31 of 33 big U.S. banks pass stress tests
The Federal Reserve released the final results of its annual bank stress tests on Wednesday. Thirty-one of the 33 big banks that operate in the U.S. and are subject to stress testing passed. That includes all eight of the country’s biggest banks deemed “systemically important” to the financial system: Wells Fargo, State Street, JPMorgan Chase, Bank of America, Goldman Sachs, Citigroup, Bank of New York Mellon and Morgan Stanley. (Morgan Stanley was required to submit a new capital plan to address weaknesses in capital planning.)
This is the second round of stress-test results. The first round of results were released last week, on the eve of the United Kingdom’s Brexit vote, and were largely submerged by the global market turmoil that followed the victory for the “Leave” side in Britain.

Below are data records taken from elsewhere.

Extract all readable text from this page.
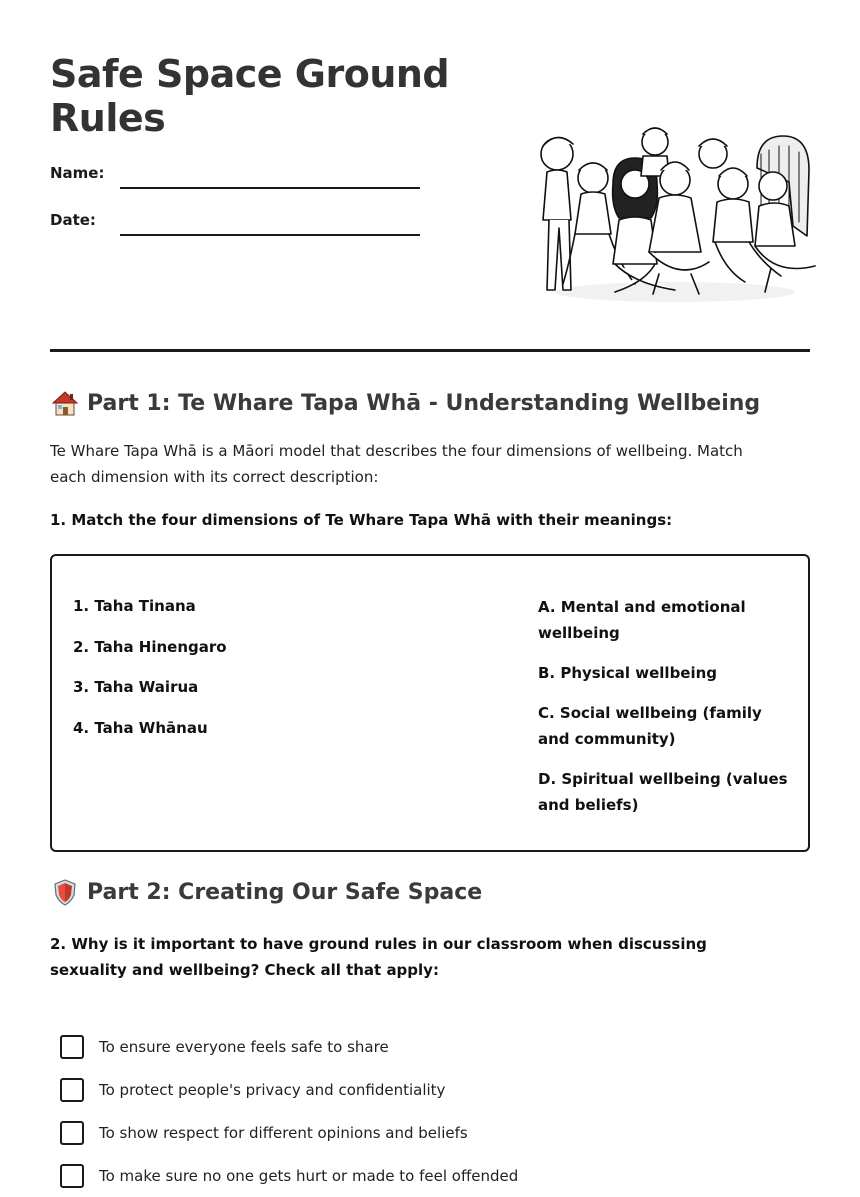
Safe Space Ground Rules
Name:
Date:
Part 1: Te Whare Tapa Whā - Understanding Wellbeing
Te Whare Tapa Whā is a Māori model that describes the four dimensions of wellbeing. Match each dimension with its correct description:
1. Match the four dimensions of Te Whare Tapa Whā with their meanings:
1. Taha Tinana
2. Taha Hinengaro
3. Taha Wairua
4. Taha Whānau
A. Mental and emotional wellbeing
B. Physical wellbeing
C. Social wellbeing (family and community)
D. Spiritual wellbeing (values and beliefs)
Part 2: Creating Our Safe Space
2. Why is it important to have ground rules in our classroom when discussing sexuality and wellbeing? Check all that apply:
To ensure everyone feels safe to share
To protect people's privacy and confidentiality
To show respect for different opinions and beliefs
To make sure no one gets hurt or made to feel offended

The Federal Reserve implemented annual stress testing of banks after the financial crisis to try to ensure that in the case of a severe recession or financial panic, the biggest U.S. banks have enough capital and proper risk-management to weather losses, remain solvent and continue lending.
In the first round, the Fed found that all 33 big banks had enough capital to pass. In the final round, the Fed determined that 31 of the 33 can go ahead with planned cash distributions to shareholders in the form of dividends and share buybacks. The banks can return as much as two-thirds of their net projected profits to shareholders over the next four quarters.
The U.S. operations of Deutsche Bank and Banco Santander received failing grades in the final round of stress testing, meaning that some of their U.S. profits will be bottled up in the U.S.